Blast is the Library’s living music collection that documents North Alabama’s vital, evolving music scene. Music lovers will be able stream sounds from a local community of diverse artists anytime, anywhere.
“Blast is another avenue for HMCPL to connect with our community. By working in alignment with the music initiative of the City of Huntsville, we are not only showcasing the talents of our local musicians, but potentially introducing them to a national audience,” said Annie Phillips, HMCPL’s Digital Services Manager and Blast’s project manager. “Because you can stream Blast without a library card anytime, anywhere.”
The project began in January of 2021, when Library leadership began researching how HMCPL could become more connected and involved in the local music scene. HMCPL partnered with a company called Rabble, who developed the online streaming service exclusively for local music and libraries. They also met with the Huntsville Music Board to get their insight and support.
“When I first heard about Blast a few months back I thought it was not only a great opportunity for area musicians to connect with listeners but also a fabulous way for them to benefit financially from their art,” said Mark Torstenson, Huntsville Music Board Chair. “I think the platform and licensing arrangement make this a win-win for music-makers and music-lovers alike.”
After setting up the service and establishing a curator team, which includes music insiders Codie Gopher and Michael Kilpatrick, the Library opened up the first round of submissions in June 2021.

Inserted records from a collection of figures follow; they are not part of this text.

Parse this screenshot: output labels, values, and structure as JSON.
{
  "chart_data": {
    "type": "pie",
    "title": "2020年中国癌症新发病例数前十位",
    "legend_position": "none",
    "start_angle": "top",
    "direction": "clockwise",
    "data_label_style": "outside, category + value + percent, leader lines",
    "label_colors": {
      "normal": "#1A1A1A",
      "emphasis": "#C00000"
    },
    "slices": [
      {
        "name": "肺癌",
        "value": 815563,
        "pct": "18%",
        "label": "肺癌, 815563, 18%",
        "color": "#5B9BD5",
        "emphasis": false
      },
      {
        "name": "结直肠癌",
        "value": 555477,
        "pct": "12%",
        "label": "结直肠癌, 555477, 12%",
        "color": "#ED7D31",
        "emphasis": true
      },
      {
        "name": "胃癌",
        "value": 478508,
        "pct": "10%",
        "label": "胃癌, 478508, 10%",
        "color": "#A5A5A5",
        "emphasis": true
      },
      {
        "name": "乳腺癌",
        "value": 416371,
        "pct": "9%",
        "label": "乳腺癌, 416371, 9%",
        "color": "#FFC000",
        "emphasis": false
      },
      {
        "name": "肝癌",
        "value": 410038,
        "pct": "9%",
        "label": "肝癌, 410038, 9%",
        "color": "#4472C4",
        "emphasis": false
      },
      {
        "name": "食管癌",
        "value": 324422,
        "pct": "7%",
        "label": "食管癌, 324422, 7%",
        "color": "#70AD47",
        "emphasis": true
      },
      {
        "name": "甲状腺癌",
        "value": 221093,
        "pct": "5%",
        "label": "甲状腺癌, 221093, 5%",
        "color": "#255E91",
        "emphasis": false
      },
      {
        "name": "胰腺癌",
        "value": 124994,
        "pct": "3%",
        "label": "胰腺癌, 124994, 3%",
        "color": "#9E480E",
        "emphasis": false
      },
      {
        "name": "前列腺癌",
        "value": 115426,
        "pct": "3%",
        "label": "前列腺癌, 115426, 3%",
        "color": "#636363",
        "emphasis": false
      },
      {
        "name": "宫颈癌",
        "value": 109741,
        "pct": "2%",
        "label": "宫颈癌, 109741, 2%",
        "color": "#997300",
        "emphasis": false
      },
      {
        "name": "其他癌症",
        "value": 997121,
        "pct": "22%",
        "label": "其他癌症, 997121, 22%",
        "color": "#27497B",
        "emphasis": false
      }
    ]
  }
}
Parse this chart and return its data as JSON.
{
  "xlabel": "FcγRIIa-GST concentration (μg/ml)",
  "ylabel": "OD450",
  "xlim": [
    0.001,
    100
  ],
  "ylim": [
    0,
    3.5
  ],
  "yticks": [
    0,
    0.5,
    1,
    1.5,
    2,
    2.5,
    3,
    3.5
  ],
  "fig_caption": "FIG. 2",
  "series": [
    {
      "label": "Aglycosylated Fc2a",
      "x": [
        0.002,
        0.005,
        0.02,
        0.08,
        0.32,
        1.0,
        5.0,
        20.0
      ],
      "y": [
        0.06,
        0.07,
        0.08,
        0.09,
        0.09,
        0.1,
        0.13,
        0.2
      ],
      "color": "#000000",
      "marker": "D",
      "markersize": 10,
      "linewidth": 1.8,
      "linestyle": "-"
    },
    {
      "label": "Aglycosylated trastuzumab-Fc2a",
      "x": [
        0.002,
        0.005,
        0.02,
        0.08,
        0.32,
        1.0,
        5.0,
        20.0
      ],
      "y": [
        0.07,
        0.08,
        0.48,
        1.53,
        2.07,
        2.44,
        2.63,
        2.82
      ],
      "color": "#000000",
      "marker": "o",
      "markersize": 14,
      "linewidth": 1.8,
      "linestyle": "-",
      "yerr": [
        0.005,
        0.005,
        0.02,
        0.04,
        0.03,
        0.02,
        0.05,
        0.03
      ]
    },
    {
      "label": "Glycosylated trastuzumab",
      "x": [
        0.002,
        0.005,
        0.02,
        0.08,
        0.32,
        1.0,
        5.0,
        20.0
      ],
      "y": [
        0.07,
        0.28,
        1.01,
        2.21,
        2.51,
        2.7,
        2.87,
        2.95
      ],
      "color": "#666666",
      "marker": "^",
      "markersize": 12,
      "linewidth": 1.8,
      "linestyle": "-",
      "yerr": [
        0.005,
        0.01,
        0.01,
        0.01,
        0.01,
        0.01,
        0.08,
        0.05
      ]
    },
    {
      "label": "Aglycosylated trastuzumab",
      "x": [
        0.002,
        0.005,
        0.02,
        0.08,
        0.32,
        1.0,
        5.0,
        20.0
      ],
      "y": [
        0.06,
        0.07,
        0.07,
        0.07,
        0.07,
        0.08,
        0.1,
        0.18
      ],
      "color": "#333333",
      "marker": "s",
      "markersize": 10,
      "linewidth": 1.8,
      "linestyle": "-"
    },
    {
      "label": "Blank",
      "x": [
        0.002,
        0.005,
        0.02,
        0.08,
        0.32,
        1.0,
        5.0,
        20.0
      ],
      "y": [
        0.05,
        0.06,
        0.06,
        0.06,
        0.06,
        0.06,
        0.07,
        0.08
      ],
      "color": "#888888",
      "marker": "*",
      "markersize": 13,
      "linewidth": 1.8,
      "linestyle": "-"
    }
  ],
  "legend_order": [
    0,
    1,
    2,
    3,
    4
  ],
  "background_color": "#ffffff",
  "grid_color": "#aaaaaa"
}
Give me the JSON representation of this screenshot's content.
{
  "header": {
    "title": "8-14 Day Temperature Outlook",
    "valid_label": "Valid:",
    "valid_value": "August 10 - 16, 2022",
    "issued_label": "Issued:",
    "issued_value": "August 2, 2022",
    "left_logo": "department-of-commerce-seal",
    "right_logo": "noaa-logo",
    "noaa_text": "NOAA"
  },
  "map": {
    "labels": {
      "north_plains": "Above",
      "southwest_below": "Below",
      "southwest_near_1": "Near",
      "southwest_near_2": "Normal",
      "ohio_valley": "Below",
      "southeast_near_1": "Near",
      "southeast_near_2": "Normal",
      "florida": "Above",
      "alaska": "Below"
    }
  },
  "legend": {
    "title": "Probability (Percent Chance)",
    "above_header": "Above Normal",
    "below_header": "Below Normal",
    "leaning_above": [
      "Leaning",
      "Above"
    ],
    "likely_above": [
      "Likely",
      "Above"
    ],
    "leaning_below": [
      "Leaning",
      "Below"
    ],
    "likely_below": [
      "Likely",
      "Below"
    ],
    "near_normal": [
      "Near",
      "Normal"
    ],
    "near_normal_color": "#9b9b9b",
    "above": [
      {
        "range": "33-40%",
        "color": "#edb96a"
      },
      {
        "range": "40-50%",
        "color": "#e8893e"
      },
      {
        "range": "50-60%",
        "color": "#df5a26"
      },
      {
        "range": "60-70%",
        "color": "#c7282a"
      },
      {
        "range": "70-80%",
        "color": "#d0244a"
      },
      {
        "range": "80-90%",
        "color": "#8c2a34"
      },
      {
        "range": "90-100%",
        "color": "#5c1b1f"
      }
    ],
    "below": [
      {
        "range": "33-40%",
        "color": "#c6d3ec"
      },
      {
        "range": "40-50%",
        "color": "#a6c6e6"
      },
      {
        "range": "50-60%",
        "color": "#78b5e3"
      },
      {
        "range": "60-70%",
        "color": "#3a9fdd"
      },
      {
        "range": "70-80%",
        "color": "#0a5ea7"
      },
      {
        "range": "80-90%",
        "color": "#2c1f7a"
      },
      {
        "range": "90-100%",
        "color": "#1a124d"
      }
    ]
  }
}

“The response overwhelmingly exceeded our expectations,” said Phillips. “We were so happy to get so many artists during our very first round.”
The Library plans to open up the platform for submissions twice a year, with its next one planned for early 2022. Any musicians interested in signing up for the next round can email email@example.com to get notified. Artists from the counties of North Alabama (Colbert, DeKalb, Franklin, Jackson, Lauderdale, Lawrence, Limestone, Madison, Marshall, Morgan) are eligible.
Artists are compensated with an honorarium made possible by funding through the Marguerite Cartwright Hawthorne Foundation.
“As a cultural institution, the Library wants to educate our community of the talent we have here and connect the two, and build a catalog of music for posterity and discovery,” said Phillips. “We are proud to add Blast to the tool kit on Huntsville’s journey to becoming Alabama’s first designated Music City.”
The Library has additional plans for Blast for the future; it is collaborating with the Huntsville Amphitheater to showcase Blast artists live at the venue after it opens next year.